No, those things presumably don't exist in Mearsheimer's mind. Perhaps they are just figments of the Israeli imagination, or are inflated by Israel to divert attention from its "refusal" to countenance a peace deal, or have no relevance to the Arab-Israeli conflict.

So how does Israel get away with it? Again, for Mearsheimer, the answer is clear-cut. Diabolical forces at play in the United States protect Israel. Who might they be? Christian Zionists, he claims, coupled with a group he maliciously dubs the "new Afrikaners" - Jews in the U.S. who have "blind loyalty" to Israel, "will back Israel no matter what it does," and who will "convince themselves and others that Israel is not an apartheid state."

Well, I may have missed out on President Nixon's enemies' list, but I made Mearsheimer's, and I consider it a badge of honor, irrespective of what slur he uses. And since he lumps together everyone who dares to stand up for Israel's right to exist and defend itself, including many who actively support a two-state deal, the company is quite illustrious.

It includes, for example, Lester Crown and Mort Zuckerman. In 2005, they helped raise funds to purchase greenhouses in Gaza and, in the wake of Israel's unilateral withdrawal, present them as a goodwill gift to local Gazans. The gesture was meant to protect 3,500 jobs and boost the economy. Instead, the greenhouses quickly became targets of Palestinian violence and looting.

It's even more illuminating to see who made Mearsheimer's list of "righteous Jews" in his outrageous "selection" process.

In 2007, Mearsheimer and co-author Stephen Walt claimed to be "'pro-Israel,' in the sense that we support its right to exist, admire its many achievements, want its citizens to enjoy secure and prosperous lives, and believe that the United States should come to Israel's aid if its survival is in danger."

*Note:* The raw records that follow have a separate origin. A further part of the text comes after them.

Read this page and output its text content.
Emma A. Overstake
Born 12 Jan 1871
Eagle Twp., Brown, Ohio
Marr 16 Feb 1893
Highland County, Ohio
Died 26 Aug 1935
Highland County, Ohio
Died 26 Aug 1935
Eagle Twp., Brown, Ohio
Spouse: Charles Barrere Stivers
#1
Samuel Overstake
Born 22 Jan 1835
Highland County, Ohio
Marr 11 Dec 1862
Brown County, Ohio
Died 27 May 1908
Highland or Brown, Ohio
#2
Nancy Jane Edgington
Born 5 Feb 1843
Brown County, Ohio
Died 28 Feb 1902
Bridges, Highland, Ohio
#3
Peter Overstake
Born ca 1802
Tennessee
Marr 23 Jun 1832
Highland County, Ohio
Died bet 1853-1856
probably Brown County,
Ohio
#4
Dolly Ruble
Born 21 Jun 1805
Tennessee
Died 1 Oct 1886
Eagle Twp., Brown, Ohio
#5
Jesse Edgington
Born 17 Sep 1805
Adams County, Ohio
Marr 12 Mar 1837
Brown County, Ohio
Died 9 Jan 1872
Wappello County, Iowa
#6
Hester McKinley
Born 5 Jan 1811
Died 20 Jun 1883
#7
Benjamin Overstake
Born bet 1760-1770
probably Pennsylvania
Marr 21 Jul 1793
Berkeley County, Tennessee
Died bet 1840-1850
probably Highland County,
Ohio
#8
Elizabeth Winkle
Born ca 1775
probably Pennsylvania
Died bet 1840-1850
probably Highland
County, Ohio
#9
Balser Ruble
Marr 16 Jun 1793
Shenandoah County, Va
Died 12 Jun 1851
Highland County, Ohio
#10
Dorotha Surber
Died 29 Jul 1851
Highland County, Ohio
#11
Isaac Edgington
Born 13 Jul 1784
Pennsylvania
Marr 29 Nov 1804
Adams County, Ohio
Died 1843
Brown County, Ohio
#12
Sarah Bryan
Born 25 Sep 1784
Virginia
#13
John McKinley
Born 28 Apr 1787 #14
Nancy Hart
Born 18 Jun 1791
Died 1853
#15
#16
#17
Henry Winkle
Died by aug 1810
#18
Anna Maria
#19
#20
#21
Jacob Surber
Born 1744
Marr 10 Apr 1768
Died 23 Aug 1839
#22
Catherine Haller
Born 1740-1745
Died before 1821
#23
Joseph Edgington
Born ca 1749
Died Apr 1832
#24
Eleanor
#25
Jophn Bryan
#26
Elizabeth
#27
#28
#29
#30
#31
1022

Perplexing, then, that the Jews who made Mearsheimer's cut - and merit his applause - include:

Noam Chomsky, who said of Israel's creation, "I think that a socialist binationalist position was correct then [in 1947], and remains so today." Chomsky has also said that Hezbollah, a group that calls for Israel's destruction and doesn't much love Jews, either, has a "reasoned" and "persuasive" case for keeping its arsenal of missiles.

Richard Falk, who wrote of the Second Intifada, "Suicide bombers appeared as the only means still available by which to inflict sufficient harm on Israel so that the struggle could go on."

Tony Judt, who asserted, "Israel, in short, is an anachronism."

Sara Roy, whose review of a new book about Hamas was rejected by The Fletcher Forum of World Affairs because, according to the editor-in-chief, "all reviewers found the piece one-sided" in favor of Hamas.

Philip Weiss, who proclaims that "My feelings are not neutral about Zionism; I don't like it."

And the list goes on.

If John Mearsheimer actually cares a whit about Israel, why does he admire so many people who want it to disappear?

Mearsheimer has long ago lost any semblance of academic stature on the Middle East - if he ever had it. Instead, he has turned himself into a maniacally obsessed cheerleader for the most rabid anti-Israel voices.

Fortunately, his impact on the real Middle East is nil.

But tragically, his impact on impressionable students passing through his university classroom is daily.